Others may have difficulty at first making that connection, but I’m going to suggest that almost everything we sell can be tied to people, and therefore HR.
Here’s an example: We have a client who sells ERP software. They happen to sell to an industry that, even before the Great Resignation, was very people dependent and oftentimes short-staffed, given the ever-changing economic and regulatory climate of the industry. As a result, their people were oftentimes working late hours performing manual processes.
Our client could sell their ERP software with a Level 2 Value Proposition to IT or Operations, or even Finance, and talk about how automating processes would help bring efficiencies and cost savings.
Or they could go to HR with a Level 3 Value Proposition and talk about the significant risk to the company’s success and future should their people decide to resign, or even get sick, and are unable to do their jobs.

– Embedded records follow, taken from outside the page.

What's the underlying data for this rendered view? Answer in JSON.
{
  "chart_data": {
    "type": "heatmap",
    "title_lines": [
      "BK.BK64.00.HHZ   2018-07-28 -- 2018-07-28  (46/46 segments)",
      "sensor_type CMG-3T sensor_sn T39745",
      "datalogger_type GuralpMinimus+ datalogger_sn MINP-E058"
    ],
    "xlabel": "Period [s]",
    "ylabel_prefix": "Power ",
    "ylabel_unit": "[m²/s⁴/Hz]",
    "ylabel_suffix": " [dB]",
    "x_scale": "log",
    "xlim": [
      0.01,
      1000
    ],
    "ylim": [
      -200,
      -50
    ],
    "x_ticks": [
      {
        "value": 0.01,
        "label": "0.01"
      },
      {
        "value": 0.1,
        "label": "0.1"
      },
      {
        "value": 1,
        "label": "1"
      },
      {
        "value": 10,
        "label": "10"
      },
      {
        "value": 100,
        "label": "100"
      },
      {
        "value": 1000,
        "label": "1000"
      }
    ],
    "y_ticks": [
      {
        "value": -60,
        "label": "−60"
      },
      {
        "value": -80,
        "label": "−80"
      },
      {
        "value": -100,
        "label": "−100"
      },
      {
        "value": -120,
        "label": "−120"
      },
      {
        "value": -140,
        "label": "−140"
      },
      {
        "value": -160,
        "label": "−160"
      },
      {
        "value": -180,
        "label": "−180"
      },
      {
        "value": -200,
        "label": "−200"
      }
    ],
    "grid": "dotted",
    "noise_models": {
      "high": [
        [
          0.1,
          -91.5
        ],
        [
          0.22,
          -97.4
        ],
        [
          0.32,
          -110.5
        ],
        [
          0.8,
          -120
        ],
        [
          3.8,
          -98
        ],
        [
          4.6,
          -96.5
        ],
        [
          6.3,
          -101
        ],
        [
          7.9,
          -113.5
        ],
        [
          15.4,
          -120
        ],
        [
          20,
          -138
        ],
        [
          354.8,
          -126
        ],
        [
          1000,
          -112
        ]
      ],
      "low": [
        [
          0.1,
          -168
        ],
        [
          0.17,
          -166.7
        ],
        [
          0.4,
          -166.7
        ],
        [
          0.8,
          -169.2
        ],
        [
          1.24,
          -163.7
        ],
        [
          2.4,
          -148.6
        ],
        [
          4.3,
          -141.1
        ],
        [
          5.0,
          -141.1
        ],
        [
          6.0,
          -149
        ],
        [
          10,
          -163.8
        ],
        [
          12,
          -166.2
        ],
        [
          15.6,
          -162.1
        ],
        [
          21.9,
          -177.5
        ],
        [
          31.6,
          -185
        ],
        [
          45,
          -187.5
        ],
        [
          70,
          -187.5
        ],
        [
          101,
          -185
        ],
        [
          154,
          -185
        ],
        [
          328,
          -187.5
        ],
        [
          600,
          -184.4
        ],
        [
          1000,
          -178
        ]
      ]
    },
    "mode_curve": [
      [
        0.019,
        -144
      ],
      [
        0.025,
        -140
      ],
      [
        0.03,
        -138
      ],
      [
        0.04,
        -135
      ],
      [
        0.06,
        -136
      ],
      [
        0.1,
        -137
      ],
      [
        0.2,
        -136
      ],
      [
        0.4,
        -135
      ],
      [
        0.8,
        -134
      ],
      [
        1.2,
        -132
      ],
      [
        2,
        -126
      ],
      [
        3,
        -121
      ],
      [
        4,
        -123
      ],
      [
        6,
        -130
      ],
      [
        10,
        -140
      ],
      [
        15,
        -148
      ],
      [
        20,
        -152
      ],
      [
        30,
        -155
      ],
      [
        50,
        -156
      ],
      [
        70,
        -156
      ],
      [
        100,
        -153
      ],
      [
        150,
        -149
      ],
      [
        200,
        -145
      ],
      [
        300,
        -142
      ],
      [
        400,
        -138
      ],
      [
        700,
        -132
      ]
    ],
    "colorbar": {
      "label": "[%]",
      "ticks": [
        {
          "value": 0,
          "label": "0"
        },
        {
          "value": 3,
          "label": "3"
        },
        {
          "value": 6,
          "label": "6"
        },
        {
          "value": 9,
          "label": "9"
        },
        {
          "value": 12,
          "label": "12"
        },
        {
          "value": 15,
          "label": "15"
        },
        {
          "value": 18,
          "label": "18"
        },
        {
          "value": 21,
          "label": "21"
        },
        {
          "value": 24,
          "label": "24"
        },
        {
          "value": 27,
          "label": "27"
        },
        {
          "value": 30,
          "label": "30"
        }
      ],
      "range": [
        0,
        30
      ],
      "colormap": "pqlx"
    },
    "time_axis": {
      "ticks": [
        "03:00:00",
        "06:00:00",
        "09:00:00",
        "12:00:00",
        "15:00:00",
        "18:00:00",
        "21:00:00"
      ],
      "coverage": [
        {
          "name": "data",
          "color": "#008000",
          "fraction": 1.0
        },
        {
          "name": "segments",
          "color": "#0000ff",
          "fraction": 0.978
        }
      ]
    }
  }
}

As you think about what you sell, how does it directly or indirectly affect the people in your client’s organization? Can it make people’s jobs easier or less stressful, helping to improve employee wellness and retention? Can it free them up to do more meaningful and rewarding work, thus improving employee morale and satisfaction? Can it help eliminate the need for specialized skills, making it easier and faster to recruit and train new hires, and drive increased productivity?
Once you align your capabilities to your client’s people, it’s relatively easy to quantify the Level 3 business value. How much time does it take and how much does it cost in resources and revenue to replace people that leave? What’s the value of improving employee retention by X%? By hiring people faster by X days, weeks, or months? By getting them up to speed and fully productive more quickly? You get the idea.
My experience though is that the idea of speaking with someone in HR might feel uncomfortable because they speak a different language, have different needs, and really don’t care how your solution works.
Yet, this IS the essence of Level 3 selling – connecting the VALUE of what you sell to specific people in specific client roles, especially at the decision making / C-Level.
In this time when your clients are facing tremendous risk around their people, I encourage you to also take a risk and meet with an HR executive and discuss how you could help. You may be surprised at how quickly you can enlist their support with the right value message!
Determine the potential value you can create for your client’s employees and metrics you can help impact (employee retention, productivity, increased revenue). Identify sources and success stories, if possible. Research the CHRO and top HR executives in your key clients and reach out for an initial meeting.